Self-molestation, in a way :)

@Wittenborner Sure, it would be sad. But saying that Signal is “too secure to be legal in the EU” is a powerful statement.

I really hope that Threema will do the same. From WhatsApp and Telegram, I expect nothing though. They have other priorities than security.

@Mer__edith

@shred @Mer__edith Thinking about this again i must say that you are absolutely right!

@Mer__edith you guys should make it possible to sign up without a phone and such; this legislation will happen. From the user end we can deal with the EU exit using VPNs, but not if Signal relies on the app stores and such.

We'll if you provide .apk somewhere online, then it's not really possible to make you leave 😉

@Mer__edith
What would "leave the EU market" even mean?
Just not available in App Stores, or would you also make it impossible to install Signal and use it with EU phone numbers?

@Mer__edith Having worked for multiple years in content moderation (CSAM being one of the areas), I can 100% confirm that this act (like many have already said) will do nothing. There are automations being used to try help detect CSAM but it is not effective/accurate enough to be reliable.

Also, the “rules & regulations” that content moderators have to follow are often very arbitrary and don’t help solve the problem.

@Mer__edith If you still can send text, you can send pictures encoded in blobs or simply share URLs to criminal content.
Criminals could also sideload apps and use VPNs to "officially" send their pics within the EU.
Pointless nonsense...

@Mer__edith Thanks for stepping up!

In order for the citizens to have control over the state - which is a base for democracy and written into the German constitution, citizens need space without state supervision to form an independent discussion.

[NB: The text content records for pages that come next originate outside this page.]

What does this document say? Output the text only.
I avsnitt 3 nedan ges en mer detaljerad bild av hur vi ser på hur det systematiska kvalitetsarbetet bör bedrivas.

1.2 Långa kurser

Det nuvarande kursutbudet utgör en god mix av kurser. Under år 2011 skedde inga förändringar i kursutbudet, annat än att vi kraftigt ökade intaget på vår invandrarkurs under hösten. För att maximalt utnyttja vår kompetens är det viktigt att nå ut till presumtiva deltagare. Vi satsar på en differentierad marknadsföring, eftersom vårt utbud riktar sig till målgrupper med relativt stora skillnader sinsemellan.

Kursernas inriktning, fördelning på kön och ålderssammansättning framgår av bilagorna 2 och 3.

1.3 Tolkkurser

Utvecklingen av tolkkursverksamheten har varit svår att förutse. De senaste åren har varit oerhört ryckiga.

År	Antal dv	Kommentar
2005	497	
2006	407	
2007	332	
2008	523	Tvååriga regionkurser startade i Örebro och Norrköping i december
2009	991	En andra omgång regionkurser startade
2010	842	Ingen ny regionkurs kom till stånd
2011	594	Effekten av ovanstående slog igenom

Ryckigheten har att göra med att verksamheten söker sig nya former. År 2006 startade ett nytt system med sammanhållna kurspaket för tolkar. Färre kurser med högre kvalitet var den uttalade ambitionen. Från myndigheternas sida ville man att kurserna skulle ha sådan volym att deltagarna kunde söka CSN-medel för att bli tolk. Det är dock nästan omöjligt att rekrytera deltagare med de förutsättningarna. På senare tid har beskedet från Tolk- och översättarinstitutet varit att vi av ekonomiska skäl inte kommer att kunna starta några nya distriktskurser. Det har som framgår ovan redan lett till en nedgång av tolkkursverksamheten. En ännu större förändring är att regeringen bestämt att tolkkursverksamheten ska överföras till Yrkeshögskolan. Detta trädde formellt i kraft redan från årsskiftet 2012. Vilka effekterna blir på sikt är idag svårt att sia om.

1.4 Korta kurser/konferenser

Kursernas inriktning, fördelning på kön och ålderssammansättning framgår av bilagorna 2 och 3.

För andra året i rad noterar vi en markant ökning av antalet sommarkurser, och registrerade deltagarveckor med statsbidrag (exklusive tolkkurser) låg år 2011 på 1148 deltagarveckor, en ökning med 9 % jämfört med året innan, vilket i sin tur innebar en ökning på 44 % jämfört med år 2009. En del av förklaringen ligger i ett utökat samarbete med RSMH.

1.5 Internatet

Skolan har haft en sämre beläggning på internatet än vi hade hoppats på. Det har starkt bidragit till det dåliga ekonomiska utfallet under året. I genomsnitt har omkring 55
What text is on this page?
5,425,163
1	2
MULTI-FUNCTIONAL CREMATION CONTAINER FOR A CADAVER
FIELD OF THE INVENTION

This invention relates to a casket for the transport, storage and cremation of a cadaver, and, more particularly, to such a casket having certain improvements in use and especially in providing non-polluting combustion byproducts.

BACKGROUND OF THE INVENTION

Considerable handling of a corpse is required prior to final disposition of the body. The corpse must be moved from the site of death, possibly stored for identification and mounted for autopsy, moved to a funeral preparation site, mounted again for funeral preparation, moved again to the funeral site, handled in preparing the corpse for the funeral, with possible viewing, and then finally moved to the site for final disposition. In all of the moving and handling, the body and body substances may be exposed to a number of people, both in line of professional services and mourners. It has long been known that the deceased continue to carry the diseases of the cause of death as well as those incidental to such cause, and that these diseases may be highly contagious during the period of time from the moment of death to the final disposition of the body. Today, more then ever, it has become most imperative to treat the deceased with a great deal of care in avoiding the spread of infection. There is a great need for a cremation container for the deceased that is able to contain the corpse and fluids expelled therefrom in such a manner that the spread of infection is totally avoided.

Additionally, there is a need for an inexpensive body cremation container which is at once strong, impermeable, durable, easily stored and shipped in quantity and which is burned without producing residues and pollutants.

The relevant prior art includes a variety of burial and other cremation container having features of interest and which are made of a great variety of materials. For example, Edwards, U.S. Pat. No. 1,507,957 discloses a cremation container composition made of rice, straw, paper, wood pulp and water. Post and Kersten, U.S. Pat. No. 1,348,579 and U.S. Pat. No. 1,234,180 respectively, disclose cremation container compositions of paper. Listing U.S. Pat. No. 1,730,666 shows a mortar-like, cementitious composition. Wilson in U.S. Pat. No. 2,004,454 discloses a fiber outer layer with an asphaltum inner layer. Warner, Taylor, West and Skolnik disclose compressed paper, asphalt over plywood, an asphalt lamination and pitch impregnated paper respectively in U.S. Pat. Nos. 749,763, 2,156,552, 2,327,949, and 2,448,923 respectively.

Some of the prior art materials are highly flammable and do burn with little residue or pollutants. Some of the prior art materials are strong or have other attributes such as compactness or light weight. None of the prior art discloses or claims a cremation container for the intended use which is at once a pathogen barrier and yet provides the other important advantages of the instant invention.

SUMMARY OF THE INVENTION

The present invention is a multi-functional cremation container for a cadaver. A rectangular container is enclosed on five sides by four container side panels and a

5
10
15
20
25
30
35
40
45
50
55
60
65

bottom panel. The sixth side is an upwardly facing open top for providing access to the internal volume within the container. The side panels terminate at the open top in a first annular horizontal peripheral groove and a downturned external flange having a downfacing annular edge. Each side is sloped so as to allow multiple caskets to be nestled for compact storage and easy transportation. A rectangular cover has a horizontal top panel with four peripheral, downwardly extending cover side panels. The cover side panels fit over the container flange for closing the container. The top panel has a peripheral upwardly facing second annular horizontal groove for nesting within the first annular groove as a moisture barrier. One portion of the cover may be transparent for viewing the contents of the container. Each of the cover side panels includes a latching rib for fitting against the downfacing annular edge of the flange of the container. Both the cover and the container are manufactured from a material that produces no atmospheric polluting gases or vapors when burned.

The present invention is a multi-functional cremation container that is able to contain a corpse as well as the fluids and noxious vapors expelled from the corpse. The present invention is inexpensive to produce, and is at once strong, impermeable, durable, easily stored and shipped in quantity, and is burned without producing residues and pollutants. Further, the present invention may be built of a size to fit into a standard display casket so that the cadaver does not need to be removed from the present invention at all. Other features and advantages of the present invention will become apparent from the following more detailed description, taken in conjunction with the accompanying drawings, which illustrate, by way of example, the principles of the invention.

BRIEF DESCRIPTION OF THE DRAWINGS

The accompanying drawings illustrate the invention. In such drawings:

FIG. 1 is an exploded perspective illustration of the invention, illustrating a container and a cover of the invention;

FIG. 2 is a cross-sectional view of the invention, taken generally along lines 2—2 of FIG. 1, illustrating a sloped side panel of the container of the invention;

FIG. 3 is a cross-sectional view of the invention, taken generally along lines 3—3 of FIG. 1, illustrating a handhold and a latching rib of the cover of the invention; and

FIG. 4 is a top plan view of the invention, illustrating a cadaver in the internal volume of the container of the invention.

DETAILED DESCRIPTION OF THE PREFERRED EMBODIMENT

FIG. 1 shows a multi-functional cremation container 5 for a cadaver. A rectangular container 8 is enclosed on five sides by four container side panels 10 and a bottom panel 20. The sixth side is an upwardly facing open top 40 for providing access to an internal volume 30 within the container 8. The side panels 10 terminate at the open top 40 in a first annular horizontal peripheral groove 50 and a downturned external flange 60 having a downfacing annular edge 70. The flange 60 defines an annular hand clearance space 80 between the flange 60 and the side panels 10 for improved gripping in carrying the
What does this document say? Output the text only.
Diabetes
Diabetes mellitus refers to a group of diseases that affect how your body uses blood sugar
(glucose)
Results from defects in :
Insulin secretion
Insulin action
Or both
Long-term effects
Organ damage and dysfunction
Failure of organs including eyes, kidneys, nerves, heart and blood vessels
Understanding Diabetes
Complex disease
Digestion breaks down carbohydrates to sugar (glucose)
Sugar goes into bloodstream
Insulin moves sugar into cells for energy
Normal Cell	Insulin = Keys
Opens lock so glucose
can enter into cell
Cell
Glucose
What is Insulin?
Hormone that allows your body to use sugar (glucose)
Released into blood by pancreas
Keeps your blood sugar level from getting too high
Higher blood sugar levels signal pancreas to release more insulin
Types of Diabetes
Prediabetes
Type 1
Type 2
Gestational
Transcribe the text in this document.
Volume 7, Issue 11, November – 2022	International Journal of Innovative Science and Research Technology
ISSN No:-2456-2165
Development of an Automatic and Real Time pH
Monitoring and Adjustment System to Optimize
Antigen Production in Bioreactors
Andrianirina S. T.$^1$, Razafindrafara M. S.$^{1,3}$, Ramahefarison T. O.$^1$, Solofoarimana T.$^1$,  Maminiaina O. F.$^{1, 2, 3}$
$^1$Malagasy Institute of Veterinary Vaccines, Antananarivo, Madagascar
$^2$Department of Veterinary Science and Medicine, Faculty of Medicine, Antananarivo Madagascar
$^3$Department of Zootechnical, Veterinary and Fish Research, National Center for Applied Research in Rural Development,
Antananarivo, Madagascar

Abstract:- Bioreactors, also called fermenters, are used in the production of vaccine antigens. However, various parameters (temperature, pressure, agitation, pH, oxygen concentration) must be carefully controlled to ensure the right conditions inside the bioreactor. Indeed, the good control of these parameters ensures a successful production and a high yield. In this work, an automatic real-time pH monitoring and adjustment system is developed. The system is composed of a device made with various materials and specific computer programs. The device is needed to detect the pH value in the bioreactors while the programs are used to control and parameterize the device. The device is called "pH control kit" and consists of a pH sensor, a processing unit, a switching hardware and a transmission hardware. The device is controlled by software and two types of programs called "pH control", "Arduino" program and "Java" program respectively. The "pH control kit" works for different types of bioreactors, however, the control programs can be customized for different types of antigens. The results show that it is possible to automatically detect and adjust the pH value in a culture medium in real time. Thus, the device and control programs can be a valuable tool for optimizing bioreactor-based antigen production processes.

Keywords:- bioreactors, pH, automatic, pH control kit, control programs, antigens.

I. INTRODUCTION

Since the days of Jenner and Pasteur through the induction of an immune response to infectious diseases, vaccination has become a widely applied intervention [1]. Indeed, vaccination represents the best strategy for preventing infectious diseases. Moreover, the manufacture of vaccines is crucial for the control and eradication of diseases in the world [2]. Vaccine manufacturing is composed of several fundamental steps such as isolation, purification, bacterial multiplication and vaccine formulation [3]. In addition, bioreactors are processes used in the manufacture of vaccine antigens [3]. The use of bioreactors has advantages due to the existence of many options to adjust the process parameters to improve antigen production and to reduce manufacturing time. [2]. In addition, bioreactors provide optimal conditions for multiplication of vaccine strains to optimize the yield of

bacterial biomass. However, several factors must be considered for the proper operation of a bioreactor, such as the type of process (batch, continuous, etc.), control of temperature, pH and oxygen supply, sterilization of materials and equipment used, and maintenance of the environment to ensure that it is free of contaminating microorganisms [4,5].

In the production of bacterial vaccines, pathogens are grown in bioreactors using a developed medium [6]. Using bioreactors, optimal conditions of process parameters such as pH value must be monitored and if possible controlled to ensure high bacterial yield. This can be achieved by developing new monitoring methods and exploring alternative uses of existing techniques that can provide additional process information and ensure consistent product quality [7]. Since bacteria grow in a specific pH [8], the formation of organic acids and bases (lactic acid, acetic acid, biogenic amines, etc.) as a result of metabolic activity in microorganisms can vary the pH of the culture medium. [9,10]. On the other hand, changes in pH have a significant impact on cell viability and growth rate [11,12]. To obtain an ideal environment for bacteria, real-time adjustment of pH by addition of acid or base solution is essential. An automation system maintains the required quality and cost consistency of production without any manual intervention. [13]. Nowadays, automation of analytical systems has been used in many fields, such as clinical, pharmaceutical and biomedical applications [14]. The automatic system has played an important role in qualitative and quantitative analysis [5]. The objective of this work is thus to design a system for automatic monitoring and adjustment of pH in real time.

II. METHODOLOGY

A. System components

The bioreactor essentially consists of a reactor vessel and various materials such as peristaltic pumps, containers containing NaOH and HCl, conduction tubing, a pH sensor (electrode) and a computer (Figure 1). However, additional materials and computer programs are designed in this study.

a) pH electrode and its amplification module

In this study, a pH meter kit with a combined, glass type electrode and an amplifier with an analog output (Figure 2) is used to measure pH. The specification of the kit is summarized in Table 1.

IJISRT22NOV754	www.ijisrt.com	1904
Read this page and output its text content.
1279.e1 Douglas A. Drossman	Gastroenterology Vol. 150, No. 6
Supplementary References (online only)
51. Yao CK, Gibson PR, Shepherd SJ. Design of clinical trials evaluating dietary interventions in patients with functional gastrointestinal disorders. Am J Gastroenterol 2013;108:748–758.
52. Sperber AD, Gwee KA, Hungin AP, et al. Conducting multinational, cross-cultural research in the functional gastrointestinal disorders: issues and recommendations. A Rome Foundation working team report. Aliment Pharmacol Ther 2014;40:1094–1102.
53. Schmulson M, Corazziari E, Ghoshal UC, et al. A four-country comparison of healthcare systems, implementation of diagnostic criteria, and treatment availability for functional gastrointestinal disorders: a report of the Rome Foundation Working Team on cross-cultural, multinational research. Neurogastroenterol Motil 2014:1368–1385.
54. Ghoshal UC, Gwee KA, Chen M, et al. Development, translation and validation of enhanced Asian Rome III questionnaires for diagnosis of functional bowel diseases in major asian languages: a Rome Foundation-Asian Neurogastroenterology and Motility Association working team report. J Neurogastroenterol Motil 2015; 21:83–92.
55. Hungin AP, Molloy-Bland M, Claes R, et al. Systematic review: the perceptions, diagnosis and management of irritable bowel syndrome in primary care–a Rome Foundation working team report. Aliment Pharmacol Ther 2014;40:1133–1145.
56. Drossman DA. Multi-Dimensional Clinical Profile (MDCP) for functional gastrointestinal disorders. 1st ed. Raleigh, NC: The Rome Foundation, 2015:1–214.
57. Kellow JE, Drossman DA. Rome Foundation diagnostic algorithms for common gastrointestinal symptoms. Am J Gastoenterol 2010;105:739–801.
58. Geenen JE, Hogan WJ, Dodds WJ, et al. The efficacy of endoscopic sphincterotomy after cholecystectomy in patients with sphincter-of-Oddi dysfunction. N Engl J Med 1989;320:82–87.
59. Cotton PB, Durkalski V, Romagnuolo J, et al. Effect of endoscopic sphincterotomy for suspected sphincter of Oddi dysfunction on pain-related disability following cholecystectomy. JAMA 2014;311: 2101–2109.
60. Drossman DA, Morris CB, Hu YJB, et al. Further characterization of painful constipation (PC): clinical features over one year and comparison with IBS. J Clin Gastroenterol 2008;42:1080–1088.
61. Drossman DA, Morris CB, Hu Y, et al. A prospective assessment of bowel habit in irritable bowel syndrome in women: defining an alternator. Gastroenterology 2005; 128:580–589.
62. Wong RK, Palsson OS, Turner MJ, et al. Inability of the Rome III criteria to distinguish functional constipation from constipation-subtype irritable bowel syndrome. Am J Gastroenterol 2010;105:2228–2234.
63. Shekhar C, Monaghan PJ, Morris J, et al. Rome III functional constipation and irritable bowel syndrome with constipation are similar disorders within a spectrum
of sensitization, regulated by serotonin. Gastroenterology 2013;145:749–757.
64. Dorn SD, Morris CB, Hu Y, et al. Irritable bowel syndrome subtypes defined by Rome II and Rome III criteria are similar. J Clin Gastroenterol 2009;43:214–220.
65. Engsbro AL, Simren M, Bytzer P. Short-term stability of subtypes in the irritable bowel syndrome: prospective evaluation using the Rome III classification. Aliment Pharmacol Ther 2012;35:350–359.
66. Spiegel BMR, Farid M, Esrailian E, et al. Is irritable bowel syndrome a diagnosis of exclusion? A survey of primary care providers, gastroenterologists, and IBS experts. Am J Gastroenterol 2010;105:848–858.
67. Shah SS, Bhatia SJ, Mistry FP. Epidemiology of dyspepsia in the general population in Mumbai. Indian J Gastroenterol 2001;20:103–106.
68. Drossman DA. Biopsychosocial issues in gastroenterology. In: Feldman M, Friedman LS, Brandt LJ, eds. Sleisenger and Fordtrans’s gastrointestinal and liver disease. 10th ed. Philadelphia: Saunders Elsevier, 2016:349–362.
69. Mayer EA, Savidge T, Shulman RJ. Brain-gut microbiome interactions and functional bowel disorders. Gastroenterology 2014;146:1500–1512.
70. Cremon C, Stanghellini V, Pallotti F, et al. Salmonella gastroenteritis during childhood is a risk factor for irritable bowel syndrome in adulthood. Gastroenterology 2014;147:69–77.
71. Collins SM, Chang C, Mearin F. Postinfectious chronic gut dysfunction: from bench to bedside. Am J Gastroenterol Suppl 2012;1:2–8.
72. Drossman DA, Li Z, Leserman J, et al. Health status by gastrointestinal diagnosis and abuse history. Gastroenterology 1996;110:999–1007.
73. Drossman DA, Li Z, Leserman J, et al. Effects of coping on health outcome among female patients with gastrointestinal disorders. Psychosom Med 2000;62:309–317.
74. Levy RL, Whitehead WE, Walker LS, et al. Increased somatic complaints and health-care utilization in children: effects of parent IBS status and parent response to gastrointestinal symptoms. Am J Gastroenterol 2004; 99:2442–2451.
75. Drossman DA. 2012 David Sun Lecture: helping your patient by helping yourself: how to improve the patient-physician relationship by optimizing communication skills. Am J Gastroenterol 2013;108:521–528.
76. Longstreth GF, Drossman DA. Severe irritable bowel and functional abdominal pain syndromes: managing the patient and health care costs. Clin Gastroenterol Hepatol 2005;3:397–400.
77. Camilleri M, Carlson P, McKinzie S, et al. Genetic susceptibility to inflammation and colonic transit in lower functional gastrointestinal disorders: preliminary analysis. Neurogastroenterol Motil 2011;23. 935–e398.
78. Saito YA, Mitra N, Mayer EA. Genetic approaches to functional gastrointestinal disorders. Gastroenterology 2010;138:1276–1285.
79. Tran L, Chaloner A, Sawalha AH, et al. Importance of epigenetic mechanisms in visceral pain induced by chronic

The state in turn under democratic legitimicy has to accept that basic principal of protection of privacy.

Scanning of private data for state conformity is a direct violation, intimidation and resembles the contrary: the state's power over citizens.

@Mer__edith I think that one would prepare such legislation if one thinks that civil discourse will become illegal under coming legislation and there are no measures at the moment to censor accordingly. There seems to be a shift towards state power over people, towards taking control over communication. This meddles with and breaks the basic interpersonal fabric of our relationships being personal. As such it drives division between the people. #divideandrule is not in serving the people.

@Mer__edith The answer to any demand for back doors in encryption is “You first.” All the reasons they can’t (or won’t) implement an encryption standard with a master key are all the same reasons we can’t or won’t.